Iran zasypuje izraelskie miasta wieloma rakietami

Konflikt na Bliskim Wschodzie zaostrzył się we wtorek, gdy Iran wystrzelił setki rakiet balistycznych w kilka części Izraela, w tym w stolicę stanu Tel Awiw.

Z raportów wynika, że ​​choć część rakiet została przechwycona przez Żelazną Kopułę, wiele innych wylądowało, w tym na obszarach gęsto zaludnionych.

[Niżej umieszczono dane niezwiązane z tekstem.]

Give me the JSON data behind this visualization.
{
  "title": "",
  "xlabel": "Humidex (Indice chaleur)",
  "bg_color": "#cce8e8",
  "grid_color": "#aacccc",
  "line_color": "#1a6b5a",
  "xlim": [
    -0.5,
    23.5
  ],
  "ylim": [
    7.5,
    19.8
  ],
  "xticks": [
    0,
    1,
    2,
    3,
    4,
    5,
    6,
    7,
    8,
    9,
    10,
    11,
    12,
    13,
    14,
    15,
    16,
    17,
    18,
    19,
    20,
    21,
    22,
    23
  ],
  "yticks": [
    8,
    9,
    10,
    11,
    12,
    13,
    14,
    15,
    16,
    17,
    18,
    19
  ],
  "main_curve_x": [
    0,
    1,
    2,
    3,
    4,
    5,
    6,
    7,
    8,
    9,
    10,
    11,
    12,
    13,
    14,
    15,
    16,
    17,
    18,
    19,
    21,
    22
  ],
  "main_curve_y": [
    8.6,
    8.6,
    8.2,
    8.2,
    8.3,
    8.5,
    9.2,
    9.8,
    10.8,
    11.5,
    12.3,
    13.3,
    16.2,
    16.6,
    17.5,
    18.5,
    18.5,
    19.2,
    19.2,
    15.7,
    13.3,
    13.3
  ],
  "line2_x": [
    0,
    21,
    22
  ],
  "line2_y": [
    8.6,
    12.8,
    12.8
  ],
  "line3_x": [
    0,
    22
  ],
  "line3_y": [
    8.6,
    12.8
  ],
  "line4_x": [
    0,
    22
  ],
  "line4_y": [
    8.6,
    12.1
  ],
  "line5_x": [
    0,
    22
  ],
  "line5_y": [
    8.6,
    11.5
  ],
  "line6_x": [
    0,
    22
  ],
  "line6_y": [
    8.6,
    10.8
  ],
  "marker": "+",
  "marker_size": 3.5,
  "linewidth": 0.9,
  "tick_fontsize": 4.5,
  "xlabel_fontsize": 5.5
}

„Niedawno temu rakiety wystrzelono z Iranu do Izraela” – potwierdziło izraelskie wojsko w oświadczeniu.

W całym kraju, w tym w dużych miastach, takich jak Jerozolima i Tel Awiw, włączyły się syreny alarmowe.

W Tel Awiwie słychać było głośne eksplozje, podczas gdy izraelskie systemy obrony powietrznej przechwyciły wiele nadlatujących rakiet, rozświetlając niebo.

Jak wynika z oświadczenia irańskiego Korpusu Strażników Rewolucji, atak rakietowy był odwetem za zabójstwa przywódcy Hezbollahu Hassana Nasrallaha, przywódcy politycznego Hamasu Ismaila Haniyeha i irańskiego dowódcy.

Iran ostrzegł, że w przypadku ataku na jego kraj nastąpią dalsze ataki rakietowe.

Do ostrzału rakietowego doszło zaledwie dzień po tym, jak siły izraelskie rozpoczęły rzadką inwazję lądową na południowy Liban, wycelowaną w Hezbollah, milicję wspieraną przez Iran.

Hezbollah, który od dziesięcioleci jest zaangażowany w konflikt zbrojny z Izraelem, odpowiedział atakami rakietowymi na izraelskie cele, w tym na bazę Glilot niedaleko Tel Awiwu, gdzie mieści się siedziba izraelskiej agencji wywiadowczej Mossad.

Urzędnicy amerykańscy wyrazili zdecydowane poparcie dla Izraela w obliczu ataku.

Starszy urzędnik Białego Domu ostrzegł, że jakikolwiek bezpośredni atak na Izrael przyniesie „poważne konsekwencje dla Iranu”.

Prezydent Joe Biden i wiceprezydent Kamala Harris odbyli we wtorek pilne spotkania z urzędnikami ds. bezpieczeństwa narodowego, aby omówić plany pomocy Izraelowi i ochrony amerykańskiego personelu w regionie.

Stany Zjednoczone rozpoczęły także mobilizację dodatkowych sił zbrojnych na Bliskim Wschodzie, wysyłając tysiące żołnierzy, aby wzmocnić 40 000 żołnierzy już stacjonujących w regionie.

Sytuacja pozostaje niestabilna, a Iran i Izrael w dalszym ciągu wymieniają się groźbami.

Izraelskie wojsko powołało dodatkowe brygady rezerwowe w celu wzmocnienia swojej północnej granicy i przeprowadza naloty na cele Hezbollahu w Libanie, jeszcze bardziej zwiększając ryzyko szerszego konfliktu regionalnego.

Przypomnijmy, że przywódca Hezbollahu Hassan Nasrallah zginął w zeszły weekend w ukierunkowanym izraelskim ataku, który wywołał reakcje na całym świecie w obliczu groźby odwetowego ataku ze strony Iranu.